Бог дал ему добрести живым до окончания третьего и последнего срока, но послелагерная жизнь Шаламова стала еще одной зоной - отчуждения. Вокруг него постоянно увивались товарищи по несчастью, стукачи, упыри из органов, литературные мастера и подмастерья, женщины, завистники, дураки, проходимцы, сочувствующие, любопытствующие и помощники (один даже пытался выступить подельником)... При этом он все время был один.
«В глубине души я тосковал по единомышленнику, которого обязательно встречу на жизненной дороге, в самых глухих углах жизни, примеру которого буду следовать. Человек, у которого я буду учиться жить. Увы, все оказалось гораздо страшнее. Мне предстояло сойти в ад, как Орфею, - с сомнительной надеждой на возвращение».
«РЕПРЕССИИ БЫЛИ И БУДУТ ВСЕГДА, ПОКА СУЩЕСТВУЕТ ГОСУДАРСТВО»
В глубине души я все-таки верю в его возвращение. Вера - штука крепкая. И возможно, когда человечество окончательно окрепнет, чтобы быть честным с самим собой, он вернется. Сегодня же Шаламов по-прежнему официально не занесен в реестр классиков, никогда не попадал в рейтинг популярных авторов, не включен в курс школьной обязательной программы. О нем вроде и не забыли, но вспоминают по исключительным поводам и круглым годовщинам. Иногда вспоминают так, что лучше бы не знали. Готовя материал, я наткнулась в сети на очередную память благодарных потомков - кто-то из современных учителей написал, что «такие, как В. Шалимов, должны быть в списке обязательной школьной литературы».

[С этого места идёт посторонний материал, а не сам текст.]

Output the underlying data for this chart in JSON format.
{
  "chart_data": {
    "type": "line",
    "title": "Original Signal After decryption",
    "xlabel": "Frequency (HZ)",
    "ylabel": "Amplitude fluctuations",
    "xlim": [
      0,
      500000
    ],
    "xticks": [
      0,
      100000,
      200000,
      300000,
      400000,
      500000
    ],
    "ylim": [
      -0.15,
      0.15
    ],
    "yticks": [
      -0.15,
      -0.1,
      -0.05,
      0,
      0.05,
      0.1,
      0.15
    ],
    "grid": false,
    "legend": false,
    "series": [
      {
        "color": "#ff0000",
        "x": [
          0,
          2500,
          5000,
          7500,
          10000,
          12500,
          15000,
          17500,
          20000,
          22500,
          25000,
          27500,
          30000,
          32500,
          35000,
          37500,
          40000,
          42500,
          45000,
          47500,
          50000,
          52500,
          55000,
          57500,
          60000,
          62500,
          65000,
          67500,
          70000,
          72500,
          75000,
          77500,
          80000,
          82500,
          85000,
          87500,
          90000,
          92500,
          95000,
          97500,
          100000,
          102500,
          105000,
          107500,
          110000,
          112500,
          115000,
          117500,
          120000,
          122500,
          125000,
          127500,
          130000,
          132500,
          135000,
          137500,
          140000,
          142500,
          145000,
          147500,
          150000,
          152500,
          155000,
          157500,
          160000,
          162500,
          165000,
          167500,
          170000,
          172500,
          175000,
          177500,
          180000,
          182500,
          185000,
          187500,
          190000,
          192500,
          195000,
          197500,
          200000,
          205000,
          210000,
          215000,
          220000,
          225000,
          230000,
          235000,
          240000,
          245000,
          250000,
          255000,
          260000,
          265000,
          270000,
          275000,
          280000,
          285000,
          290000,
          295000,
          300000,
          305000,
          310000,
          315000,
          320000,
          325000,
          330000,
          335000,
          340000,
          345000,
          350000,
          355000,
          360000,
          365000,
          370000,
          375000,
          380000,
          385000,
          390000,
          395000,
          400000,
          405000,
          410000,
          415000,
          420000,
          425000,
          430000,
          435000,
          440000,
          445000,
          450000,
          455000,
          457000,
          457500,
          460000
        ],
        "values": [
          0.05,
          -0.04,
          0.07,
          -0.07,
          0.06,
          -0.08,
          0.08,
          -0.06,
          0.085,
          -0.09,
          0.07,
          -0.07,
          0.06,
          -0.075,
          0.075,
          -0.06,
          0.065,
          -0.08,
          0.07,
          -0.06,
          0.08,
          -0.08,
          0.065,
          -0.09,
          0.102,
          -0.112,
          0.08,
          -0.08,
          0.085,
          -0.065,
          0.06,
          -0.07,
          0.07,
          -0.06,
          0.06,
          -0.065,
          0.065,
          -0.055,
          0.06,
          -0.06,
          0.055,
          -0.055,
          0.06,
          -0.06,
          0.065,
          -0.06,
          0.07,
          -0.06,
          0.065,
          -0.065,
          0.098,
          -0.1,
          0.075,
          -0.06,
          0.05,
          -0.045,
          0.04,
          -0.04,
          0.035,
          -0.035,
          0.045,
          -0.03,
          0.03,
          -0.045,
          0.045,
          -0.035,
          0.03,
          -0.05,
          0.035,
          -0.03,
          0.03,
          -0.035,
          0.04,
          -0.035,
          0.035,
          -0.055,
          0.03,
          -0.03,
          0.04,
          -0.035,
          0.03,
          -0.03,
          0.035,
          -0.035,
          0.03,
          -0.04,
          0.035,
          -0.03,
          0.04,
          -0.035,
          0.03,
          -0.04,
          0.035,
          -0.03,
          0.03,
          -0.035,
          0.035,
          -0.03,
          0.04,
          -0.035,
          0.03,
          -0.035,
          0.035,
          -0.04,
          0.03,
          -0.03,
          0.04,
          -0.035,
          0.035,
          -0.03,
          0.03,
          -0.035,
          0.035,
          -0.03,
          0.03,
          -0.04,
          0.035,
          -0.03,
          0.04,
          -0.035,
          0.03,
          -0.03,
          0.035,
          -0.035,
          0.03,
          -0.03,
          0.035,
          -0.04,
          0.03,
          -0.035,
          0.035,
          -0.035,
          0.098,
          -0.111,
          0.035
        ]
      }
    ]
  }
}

«Его судьба не удалась, как и всякая человеческая судьба», — любил повторять Шаламов. У себя дома в Москве, 1968 год |
Кстати, поинтересуйтесь у выпускников школ, слышали они что-нибудь об авторе «Колымской тетради» и если слышали, то где и что. Когда я училась в школе, он был еще жив, но узнала я о нем не от учителей и не из учебников. Мой личный культ Шаламова начался уже после окончания школы - в курортной библиотеке, где в одном из толстых журналов конца 80-х я случайно прочла его рассказ «Одиночный замер».
Одиночный замер - это когда не справляющегося с нормой выработки зэка ставят с его «кубиками» один на один. Нечеловеческие кубометры нормы на Колыме ласково назывались «кубиками», и экзекуция одиночных замеров применялась широко - вероятно, в качестве дополнительного морально-физического издевательства.
«Смотритель вымерил кубатуру забоя и поставил метку - кусок кварца. «Досюда», - сказал он». Дугаев возил, кайлил, сыпал, опять возил и опять кайлил и сыпал. До кварцевой метки было еще очень далеко. В конце адской смены выяснилось, что он выполнил 25 процентов нормы. «Цифра показалась Дугаеву очень большой. «Ну что ж, - сказал смотритель, уходя. - Желаю здравствовать». На следующий день он работал уже с бригадой, а через день его расстреляли. «И, поняв в чем дело, Дугаев пожалел, что напрасно проработал, напрасно промучился этот последний день».
До этого я не подозревала, что можно так просто писать о страшном. Собственно, в этом суть и творческого метода Шаламова, и его мировосприятия. Он не занимался описанием ужасов. Для него это вообще не было ужасом. Эта была обыденная многолетняя жизнь, которую он наблюдал, словно исследователь в лаборатории. «Белье мертвеца согрелось за пазухой Глебова и уже не казалось чужим. Багрецов улыбался. Завтра они продадут белье, променяют на хлеб, может быть, даже достанут немного табаку...». («Ночью»).